Advances in the Management of Chronic Lymphocytic Leukemia
New York, NY—Several advances have been made in the diagnosis and treatment of chronic lymphocytic leukemia (CLL), according to Susan O’Brien, MD, Chief, Acute Leukemia Section at M.D. Anderson Cancer Center, Houston. Treatment selection can now be guided by fluorescence in situ hybridization (FISH) testing for genetic abnormalities, and 2 new treatments in early-stage development hold promise for patients with a poor prognostic cytogenetic profile.
FISH testing is used to identify 3 cytogenetic abnormalities of interest in CLL: 13q deletions—a predictor of good prognosis—and deletions of 11q and 17p, predictors of poor prognosis. The presence of these markers can guide treatment selection. The National Comprehensive Cancer Network (NCCN) guidelines are clear for CLL patients with 13q deletions but not with 11q and 17p deletions.

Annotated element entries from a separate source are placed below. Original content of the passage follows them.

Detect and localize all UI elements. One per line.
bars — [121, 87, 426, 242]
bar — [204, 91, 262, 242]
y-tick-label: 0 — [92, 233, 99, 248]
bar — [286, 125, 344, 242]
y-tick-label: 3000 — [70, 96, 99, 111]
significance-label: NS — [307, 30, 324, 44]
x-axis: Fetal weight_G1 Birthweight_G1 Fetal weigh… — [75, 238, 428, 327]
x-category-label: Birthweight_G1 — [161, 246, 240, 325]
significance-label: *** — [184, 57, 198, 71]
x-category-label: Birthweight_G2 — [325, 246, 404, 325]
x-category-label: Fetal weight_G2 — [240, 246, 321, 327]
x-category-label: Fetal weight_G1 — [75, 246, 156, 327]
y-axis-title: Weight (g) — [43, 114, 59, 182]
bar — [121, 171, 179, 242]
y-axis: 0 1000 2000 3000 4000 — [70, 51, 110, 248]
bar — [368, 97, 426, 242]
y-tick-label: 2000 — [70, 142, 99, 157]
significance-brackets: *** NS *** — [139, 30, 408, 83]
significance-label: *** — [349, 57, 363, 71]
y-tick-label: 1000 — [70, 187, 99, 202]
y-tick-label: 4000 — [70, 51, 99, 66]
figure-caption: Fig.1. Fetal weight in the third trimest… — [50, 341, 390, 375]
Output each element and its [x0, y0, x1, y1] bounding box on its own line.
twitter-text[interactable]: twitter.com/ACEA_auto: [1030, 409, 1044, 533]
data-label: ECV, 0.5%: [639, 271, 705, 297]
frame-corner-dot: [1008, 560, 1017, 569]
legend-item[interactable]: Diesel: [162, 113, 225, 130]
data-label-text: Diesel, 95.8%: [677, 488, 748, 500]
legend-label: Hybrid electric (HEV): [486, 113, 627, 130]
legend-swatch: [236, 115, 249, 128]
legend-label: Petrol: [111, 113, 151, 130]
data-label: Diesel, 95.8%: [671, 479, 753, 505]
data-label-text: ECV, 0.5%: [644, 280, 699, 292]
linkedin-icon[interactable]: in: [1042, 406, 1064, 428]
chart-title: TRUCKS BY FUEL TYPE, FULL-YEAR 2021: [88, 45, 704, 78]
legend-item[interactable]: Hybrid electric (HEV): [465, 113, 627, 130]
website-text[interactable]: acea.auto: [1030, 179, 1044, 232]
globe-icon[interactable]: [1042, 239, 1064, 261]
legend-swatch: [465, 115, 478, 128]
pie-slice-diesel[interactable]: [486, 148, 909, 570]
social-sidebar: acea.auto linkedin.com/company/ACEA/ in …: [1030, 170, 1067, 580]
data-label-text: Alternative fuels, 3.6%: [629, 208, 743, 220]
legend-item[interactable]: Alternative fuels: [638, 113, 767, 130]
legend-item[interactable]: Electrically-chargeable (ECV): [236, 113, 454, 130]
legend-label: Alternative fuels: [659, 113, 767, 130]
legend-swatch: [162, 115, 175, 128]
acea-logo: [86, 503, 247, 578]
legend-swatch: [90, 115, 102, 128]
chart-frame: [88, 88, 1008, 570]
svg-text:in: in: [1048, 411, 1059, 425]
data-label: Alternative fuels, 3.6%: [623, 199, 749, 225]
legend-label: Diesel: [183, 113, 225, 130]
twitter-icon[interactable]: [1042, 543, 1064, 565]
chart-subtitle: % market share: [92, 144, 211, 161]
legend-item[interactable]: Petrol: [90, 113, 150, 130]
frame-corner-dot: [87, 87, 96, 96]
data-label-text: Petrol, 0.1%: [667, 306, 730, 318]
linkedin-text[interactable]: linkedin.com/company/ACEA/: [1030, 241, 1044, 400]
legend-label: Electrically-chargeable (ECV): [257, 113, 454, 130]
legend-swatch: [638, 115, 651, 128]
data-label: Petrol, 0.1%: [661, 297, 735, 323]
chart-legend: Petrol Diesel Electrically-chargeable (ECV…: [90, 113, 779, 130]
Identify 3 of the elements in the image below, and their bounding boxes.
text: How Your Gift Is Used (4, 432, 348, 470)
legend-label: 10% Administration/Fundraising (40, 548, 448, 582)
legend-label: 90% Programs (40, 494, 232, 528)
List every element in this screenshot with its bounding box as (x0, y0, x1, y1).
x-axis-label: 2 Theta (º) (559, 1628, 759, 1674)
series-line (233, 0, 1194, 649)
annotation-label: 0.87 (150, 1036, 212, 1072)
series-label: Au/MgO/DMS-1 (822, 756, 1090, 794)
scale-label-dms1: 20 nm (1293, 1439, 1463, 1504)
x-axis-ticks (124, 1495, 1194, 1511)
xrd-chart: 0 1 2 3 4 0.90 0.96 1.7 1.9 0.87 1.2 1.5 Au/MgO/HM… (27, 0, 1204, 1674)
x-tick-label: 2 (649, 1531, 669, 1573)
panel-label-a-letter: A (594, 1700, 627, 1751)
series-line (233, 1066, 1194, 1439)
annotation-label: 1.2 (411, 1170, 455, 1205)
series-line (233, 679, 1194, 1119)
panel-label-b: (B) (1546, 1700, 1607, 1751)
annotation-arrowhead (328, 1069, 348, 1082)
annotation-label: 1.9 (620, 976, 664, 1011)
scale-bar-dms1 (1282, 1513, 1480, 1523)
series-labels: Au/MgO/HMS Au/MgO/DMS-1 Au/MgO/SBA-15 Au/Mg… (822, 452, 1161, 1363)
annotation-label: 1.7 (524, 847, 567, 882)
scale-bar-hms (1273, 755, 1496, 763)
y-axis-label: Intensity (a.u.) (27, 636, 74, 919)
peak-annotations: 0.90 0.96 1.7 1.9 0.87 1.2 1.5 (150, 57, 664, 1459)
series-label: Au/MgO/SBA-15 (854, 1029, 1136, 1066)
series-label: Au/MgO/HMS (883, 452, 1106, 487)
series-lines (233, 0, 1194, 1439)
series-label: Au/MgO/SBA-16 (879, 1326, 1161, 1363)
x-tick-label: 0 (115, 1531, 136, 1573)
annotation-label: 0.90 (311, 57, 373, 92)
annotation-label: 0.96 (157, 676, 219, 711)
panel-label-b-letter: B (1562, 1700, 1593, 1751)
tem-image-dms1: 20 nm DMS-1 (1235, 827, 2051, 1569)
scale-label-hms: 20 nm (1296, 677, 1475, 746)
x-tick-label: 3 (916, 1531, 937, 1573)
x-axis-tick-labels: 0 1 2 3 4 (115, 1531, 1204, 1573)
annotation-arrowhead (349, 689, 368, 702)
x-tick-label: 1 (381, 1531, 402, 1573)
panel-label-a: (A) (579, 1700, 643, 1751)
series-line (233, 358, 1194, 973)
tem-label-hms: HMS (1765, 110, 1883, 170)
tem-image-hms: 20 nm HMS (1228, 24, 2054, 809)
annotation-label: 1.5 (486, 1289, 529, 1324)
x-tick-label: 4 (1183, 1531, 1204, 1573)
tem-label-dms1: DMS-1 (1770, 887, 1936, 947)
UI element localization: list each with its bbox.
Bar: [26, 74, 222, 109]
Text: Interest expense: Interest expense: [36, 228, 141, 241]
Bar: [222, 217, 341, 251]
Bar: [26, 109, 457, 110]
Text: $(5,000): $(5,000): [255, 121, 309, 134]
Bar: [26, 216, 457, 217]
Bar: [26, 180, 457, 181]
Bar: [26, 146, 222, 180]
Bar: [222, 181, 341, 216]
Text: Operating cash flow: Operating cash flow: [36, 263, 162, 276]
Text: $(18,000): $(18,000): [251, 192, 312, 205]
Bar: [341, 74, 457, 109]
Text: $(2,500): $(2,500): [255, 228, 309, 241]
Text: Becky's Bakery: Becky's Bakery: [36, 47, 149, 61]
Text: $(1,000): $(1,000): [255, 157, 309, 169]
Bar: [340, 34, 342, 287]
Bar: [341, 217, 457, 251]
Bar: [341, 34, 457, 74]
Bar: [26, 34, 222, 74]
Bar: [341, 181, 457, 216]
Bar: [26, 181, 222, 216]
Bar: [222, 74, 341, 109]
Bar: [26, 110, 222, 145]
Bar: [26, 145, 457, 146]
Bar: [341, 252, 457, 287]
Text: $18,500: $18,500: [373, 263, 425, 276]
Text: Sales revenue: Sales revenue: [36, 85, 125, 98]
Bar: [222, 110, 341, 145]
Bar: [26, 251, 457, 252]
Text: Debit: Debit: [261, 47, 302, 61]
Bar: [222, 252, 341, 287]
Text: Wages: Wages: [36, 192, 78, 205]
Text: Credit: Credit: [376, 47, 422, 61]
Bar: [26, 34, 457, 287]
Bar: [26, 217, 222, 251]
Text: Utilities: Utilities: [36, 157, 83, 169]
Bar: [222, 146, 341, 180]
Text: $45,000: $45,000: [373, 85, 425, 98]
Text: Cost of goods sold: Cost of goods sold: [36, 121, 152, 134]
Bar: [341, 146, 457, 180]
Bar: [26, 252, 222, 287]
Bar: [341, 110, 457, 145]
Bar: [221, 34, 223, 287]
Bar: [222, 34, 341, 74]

CLL with 11q deletions is associated with extensive lymphadenopathy, disease progression, and shorter median survival. Patients with CLL and these deletions, even if asymptomatic, will progress within 2 years. “Treatment [for 11q deletions] is needed, and the regimen should include an alkylating agent,” Dr O’Brien said.
Her preferred regimen is fludarabine (Fludara), cyclophosphamide (Cytoxan), and rituximab (Rituxan) (FCR), which was developed at M.D. Anderson. “FCR is the only regimen shown to improve survival in CLL,” Dr O’Brien said. A survival advantage for FCR over fludarabine and cyclophosphamide (FC), an older regimen, was demonstrated in the CLL8 trial: complete response rates were doubled with FCR versus FC, and 3-year survival was 87.2% with FCR versus 82.5% with FC. FCR is considered the standard of care for asymptomatic patients with CLL and 11q deletions, according to NCCN guidelines.
Reduced-dose FCR is also an option for elderly patients with good performance status; palliative care is recommended for elderly patients who are compromised.
The deletion of 17p predicts low response rates to treatment and poor prognosis in CLL. FCR is probably not going to be effective in this group of patients. “The NCCN guidelines list many choices for therapy, and whenever there are so many choices, it means that none of the therapies are particularly effective,” Dr O’Brien said.
Studies have failed to establish a good chemotherapy regimen for CLL characterized by 17p deletions. “Alemtuzumab [Campath] is not effective in patients with bulky disease, but it may be a good option for patients with nonbulky disease,” she said. Bendamustine (Treanda) plus rituximab is also not recommended for CLL with 17p deletions. The best choice for patients with 17p deletions is a clinical trial. Those who achieve a partial or complete remission with frontline therapy should be considered for allogeneic stem-cell transplant.
Dr O’Brien was enthusiastic about 2 new inhibitors of B-cell receptor signaling in early clinical trials that included patients with poor prognostic factors: PCI-32765 and CAL-101. “There is no question whether these 2 drugs will be approved. The question is when,” she said.
PCI-32765 is a small-molecule inhibitor of Bruton’s tyrosine kinase. Phase 1 trials showed promising results, especially in patients with a poor cytogenetic profile. The drug appears to be well tolerated and is associated with no cumulative toxicity. PCI-32765 is in phase 2 trials for CLL and non- Hodgkin lymphoma.
CAL-101, an orally available smallmolecule inhibitor of phosphoinositide- 3 kinase, achieved responses in the lymph nodes of CLL patients, including those with 17p deletions. The lymph nodes were reduced by 84% in volume, and hemoglobin and platelets were increased in studies of patients with refractory CLL.